ASP breitet sich weiter aus

Informationen vom 12. März 2021

Die Anzahl der, mit der Afrikanischen Schweinepest nachweislich infizierten Schwarzkittel ist auf 816 angestiegen. Ein alarmierendes Signal, allerdings sind die Fundorte weiterhin auf Sachsen und Brandenburg, entlang der polnischen Grenze, eingeschränkt. Trotzdem sollte man sich nicht auf der sicheren Seite wähnen, die Jagdverbände haben ihrerseits sehr viel getan, um die Jäger bei der verschärften Jagd umfänglich zu unterstützen.

Es gibt neue Formulare, welche die erhöhte Aufwandsentschädigung für das Erlegen, den Einsatz von Hunden, sowie die Entsorgung von Fallwild regeln.

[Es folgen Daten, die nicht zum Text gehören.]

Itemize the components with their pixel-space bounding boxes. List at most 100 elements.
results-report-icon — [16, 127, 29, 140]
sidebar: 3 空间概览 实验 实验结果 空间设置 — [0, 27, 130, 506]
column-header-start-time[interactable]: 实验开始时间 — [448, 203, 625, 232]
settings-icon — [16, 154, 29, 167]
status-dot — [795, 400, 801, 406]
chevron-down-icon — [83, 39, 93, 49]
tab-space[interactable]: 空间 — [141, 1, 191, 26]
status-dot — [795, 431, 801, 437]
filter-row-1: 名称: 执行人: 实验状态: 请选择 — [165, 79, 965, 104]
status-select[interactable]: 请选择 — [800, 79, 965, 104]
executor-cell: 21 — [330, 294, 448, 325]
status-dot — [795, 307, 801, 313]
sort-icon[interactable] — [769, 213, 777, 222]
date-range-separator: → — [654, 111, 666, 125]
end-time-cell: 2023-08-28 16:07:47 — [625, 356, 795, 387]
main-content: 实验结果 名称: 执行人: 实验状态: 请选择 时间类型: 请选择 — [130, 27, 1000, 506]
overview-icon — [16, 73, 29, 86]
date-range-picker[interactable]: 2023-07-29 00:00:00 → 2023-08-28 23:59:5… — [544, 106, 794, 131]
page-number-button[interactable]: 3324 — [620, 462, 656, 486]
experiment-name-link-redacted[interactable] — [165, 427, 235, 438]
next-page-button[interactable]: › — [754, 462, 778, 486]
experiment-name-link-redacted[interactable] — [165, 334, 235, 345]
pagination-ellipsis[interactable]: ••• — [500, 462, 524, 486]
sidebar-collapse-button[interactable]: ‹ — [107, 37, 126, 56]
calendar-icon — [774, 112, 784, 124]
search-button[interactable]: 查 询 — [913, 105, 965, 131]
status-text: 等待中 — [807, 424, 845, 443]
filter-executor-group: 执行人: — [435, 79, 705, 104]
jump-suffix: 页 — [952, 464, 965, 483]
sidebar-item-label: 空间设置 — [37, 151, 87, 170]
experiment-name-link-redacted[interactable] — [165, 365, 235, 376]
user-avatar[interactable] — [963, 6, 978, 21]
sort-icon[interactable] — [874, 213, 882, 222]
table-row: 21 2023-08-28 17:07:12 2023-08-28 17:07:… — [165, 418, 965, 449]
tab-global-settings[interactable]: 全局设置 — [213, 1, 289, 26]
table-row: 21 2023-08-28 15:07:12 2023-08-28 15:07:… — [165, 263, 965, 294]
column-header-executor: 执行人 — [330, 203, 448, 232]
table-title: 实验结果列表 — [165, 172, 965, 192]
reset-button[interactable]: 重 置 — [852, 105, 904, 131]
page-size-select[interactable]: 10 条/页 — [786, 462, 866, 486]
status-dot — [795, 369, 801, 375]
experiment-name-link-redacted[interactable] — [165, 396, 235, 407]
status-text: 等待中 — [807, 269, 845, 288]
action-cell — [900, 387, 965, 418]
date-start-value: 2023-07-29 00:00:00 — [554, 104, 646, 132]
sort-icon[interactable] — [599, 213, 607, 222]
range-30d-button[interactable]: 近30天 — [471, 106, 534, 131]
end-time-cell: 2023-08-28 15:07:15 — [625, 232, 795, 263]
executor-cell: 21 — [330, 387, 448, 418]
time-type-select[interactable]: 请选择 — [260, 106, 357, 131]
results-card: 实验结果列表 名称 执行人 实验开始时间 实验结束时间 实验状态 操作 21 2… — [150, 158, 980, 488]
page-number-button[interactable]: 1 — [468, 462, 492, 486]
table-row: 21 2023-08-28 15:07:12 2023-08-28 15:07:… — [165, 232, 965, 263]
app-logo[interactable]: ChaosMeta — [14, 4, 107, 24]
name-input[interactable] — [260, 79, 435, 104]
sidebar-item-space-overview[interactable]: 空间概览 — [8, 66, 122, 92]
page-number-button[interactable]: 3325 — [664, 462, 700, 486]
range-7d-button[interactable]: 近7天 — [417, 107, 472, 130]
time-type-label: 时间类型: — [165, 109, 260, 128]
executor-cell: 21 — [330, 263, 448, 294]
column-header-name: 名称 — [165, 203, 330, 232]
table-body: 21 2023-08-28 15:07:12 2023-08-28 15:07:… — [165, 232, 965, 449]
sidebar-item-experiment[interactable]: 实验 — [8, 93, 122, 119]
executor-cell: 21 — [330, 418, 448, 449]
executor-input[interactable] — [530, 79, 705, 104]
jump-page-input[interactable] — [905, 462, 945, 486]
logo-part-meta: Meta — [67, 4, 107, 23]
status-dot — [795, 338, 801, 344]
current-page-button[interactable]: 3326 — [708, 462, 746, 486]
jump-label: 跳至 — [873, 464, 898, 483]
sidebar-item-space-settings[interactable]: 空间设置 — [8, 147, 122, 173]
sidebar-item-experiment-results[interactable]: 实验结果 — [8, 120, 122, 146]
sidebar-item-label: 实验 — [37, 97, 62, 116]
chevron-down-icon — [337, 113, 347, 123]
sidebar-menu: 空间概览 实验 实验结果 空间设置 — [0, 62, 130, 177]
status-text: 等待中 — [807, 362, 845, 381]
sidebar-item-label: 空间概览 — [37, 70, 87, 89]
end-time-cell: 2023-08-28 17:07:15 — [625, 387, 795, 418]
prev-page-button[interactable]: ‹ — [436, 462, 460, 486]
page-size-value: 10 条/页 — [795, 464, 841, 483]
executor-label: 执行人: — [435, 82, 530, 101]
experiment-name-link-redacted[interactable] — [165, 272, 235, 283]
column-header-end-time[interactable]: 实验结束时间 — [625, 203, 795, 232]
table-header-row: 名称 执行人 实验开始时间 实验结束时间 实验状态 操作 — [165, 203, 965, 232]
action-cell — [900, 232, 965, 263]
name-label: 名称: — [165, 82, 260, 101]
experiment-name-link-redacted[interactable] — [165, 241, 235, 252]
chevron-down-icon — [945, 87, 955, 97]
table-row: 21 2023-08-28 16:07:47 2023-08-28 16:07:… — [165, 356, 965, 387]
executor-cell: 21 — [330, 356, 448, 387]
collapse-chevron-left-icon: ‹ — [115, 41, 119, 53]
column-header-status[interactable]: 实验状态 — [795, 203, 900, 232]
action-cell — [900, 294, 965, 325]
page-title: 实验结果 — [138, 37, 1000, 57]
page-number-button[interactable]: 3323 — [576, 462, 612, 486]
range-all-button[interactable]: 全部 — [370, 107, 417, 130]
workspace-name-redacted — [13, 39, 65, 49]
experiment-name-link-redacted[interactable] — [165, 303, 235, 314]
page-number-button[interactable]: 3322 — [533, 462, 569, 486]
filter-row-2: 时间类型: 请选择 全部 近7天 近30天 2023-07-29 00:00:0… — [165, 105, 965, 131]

Informationen vom 1. Dezember 2020

Am 30. November 2020 bestätigte das Friedrich-Loeffler-Institut – die Afrikanische Schweinepest bei fünf weiteren Wildschweinen.  

Die Fundorte der Wildschweine lagen innerhalb der Kerngebiete, in den Landkreisen Oder-Spree und Märkisch-Oderland. Die Anzahl der bestätigten ASP-Fälle erhöhte sich damit auf 193.

Die Pürzelprämie wird ab 1. Dezember 2020 von 25,- auf 50,- Euro angehoben.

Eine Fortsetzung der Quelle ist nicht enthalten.